CFOs are more optimistic about the future of the U.S. economy than they’ve been at any time this decade, according to a survey out this morning from Deloitte. The CFO quarterly optimism index hit its highest level since starting in 2010, and was up substantially from the fourth quarter. “This, by leaps and bounds, was the most optimistic survey, across many measures, that we have ever seen,” said Sanford Cockrell III, who heads Deloitte’s global CFO program.

And here’s the most interesting finding: CFOs say they plan to spend their tax windfalls mostly on higher investment in the U.S., as well as on R&D and higher wages. They expressed a strong bias toward revenue growth over cost reduction (64% vs. 18%), and an equally strong bias toward investing cash rather than returning it to shareholders (57% to 14%).

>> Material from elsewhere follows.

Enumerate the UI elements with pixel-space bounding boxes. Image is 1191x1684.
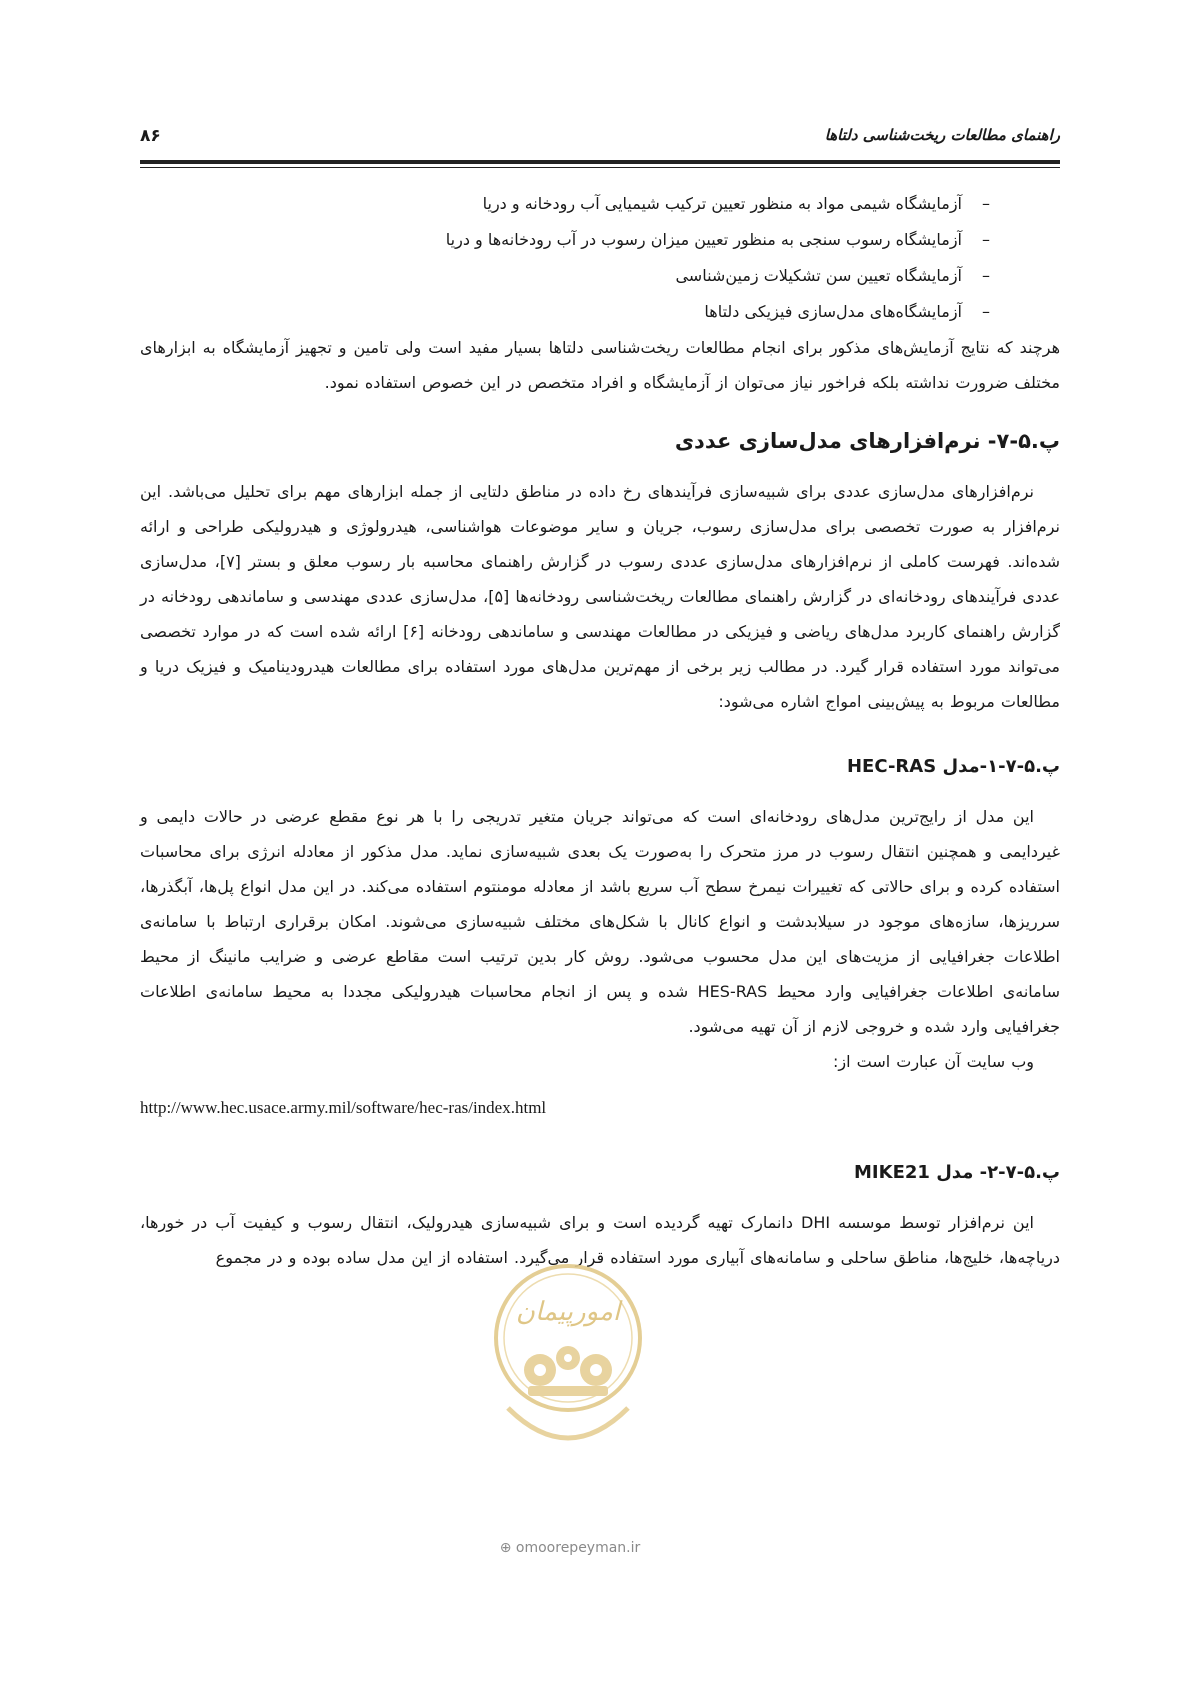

Critics of the corporate tax cut predicted the tax windfall would mostly go to fund share buybacks and dividends, citing studies of the 2004 tax break as precedent. Others argued the cut was badly timed from a macroeconomic perspective—providing a large dose of stimulus late in the business cycle, just as interest rates are rising and fears of overheating are emerging. And indeed, the CFOs surveyed cited “new concerns about rising government debt.”

But the survey results suggest that while the tax cut may have been badly timed from a macroeconomic perspective, it was well-timed from a microeconomic perspective. With the economy strong, confidence high, and labor markets tight, companies seem more willing to open their wallets—with increased domestic investment “far and away” the top expected use of repatriated taxes, and increased pay necessary in the growing competition for talent. “Companies have pent-up demand,” Cockrell said, “and a need to retool and spend money on capital projects.”

The survey respondents included 155 CFOs of North American companies, mostly with over $1 billion in revenues. The results were gathered Feb. 12-23, so before the most recent declines in the stock market and before the latest moves in the U.S.-China trade war.